Several unions took the measure to court when they understood that it was a substantial modification of working conditions imposed unilaterally by the company, also going beyond the procedure established in the Workers' Statute. In this case, the Supreme Court recalls that, in this case, the agreements signed between the company and the workers integrated and consolidated the restaurant tickets "in the salary structure of the workers."

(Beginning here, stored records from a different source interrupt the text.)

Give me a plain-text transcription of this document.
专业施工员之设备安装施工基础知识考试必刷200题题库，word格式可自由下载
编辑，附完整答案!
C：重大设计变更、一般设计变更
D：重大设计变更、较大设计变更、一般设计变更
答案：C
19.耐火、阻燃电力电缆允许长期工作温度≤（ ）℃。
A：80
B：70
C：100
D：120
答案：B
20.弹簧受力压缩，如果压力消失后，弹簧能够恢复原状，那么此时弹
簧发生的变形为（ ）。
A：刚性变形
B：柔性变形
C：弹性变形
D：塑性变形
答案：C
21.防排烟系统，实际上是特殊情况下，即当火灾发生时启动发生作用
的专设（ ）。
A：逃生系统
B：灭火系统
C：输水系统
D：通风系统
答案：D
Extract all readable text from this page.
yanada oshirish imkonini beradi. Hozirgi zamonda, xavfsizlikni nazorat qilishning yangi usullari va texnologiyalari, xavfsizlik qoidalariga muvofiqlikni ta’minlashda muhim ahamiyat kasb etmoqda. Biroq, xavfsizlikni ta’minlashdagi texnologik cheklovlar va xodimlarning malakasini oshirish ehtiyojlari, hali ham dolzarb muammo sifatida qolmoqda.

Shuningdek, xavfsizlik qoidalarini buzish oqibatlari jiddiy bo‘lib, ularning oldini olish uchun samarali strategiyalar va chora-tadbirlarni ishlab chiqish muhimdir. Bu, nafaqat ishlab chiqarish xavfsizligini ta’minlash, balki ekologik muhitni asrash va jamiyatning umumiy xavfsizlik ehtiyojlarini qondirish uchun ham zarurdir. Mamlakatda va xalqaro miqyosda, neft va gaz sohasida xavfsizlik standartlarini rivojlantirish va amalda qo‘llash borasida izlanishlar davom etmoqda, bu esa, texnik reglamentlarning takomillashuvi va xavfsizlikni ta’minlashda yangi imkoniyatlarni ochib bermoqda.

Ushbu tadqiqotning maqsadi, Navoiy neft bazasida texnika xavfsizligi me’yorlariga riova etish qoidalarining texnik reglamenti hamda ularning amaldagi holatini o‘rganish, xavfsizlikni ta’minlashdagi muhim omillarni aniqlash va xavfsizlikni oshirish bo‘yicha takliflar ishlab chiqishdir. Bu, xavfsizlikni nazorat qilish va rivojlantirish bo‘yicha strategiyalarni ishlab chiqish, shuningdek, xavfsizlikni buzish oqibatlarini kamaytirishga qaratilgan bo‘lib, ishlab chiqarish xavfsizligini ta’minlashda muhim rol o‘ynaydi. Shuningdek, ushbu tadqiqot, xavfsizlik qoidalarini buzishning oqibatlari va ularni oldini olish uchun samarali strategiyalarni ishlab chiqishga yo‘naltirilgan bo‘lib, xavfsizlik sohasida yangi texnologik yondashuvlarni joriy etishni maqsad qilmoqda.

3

Now the social chamber of the Supreme Court, with Magistrate Concepción Ureste as rapporteur, has established that in these types of cases the company could not withdraw the restaurant tickets although the workers they would have gone home to continue with their work. The judges begin by explaining that this modification did not last long, barely a month and a half, but that it did have "a high quantitative impact" on 5,000 workers. It also affected an economic concept that "had become integrated and consolidated in its remuneration structure."

The workers' pockets, says the Supreme Court, noticed it at a rate of 5.40 euros for each working day actually worked, something with "economic relevance." This was done by Capgemini without the company having also explained, in its appeal, whether there were "compensations for the measure in question" to alleviate the money that its workers stopped collecting, who after all continued to eat all the days.

This means that the company skipped the provisions of Article 41 of the Workers' Statute, causing, says the Supreme Court, "inexorably the nullity of the measure to suppress food tickets while the state of alarm lasted, because it entailed a substantial modification of working conditions, in terms of remuneration "as the National High Court also said when deciding the appeal of the unions. This would be the same, says the Supreme, if we were talking about an extra-salary concept.

The magistrates of the plenary session of the Social Chamber of the Supreme Court insist, in the final section of the sentence to which this newspaper has had access, that in this particular case, the company and workers had signed agreements that had converted the restaurant tickets in part from the "workers salary structure". A money that they charged even in assumptions of continuous working hours without ruling out or excluding teleworked days "through the use of new technologies." Another thing is that the agreements were broken down and elaborated finer on this type of teleworked days.

Salary or compensation

In recent years, the Supreme Court has issued numerous judgments on the restaurant tickets that companies give to their workers for daily spending on meals and on their legal nature. In the Capgemini case, the judges have concluded that it is a salary concept since it was paid independently of whether or not the workers had an expense on food. In other cases, when it is shown that it responds to a specific expense, it is treated as compensation.

A recent sentence of the Supreme Court, for example, establishes that a restaurant ticket does not have to be part of the salary even if it is charged month by month in the payroll if the company and workers have decided that it is a supplement. This decision of the Supreme, for example, left out the amount of restaurant tickets from the calculations of salary reviews, extra pay, variables, bonuses, supplements or temporary disability during a leave.

In both cases, the Supreme Court now says in this latest resolution, "the conclusion reached would remain unchanged." Any change, even if the restaurant tickets were of an indemnifying nature, requires going through what the Workers' Statute says. The Supreme Court explains: "The substantial changes introduced regarding its scope would also have to be processed in accordance with said precept, so that, after its application, the consequence that would be tied would also be that of estimating the demand agreed in the instance".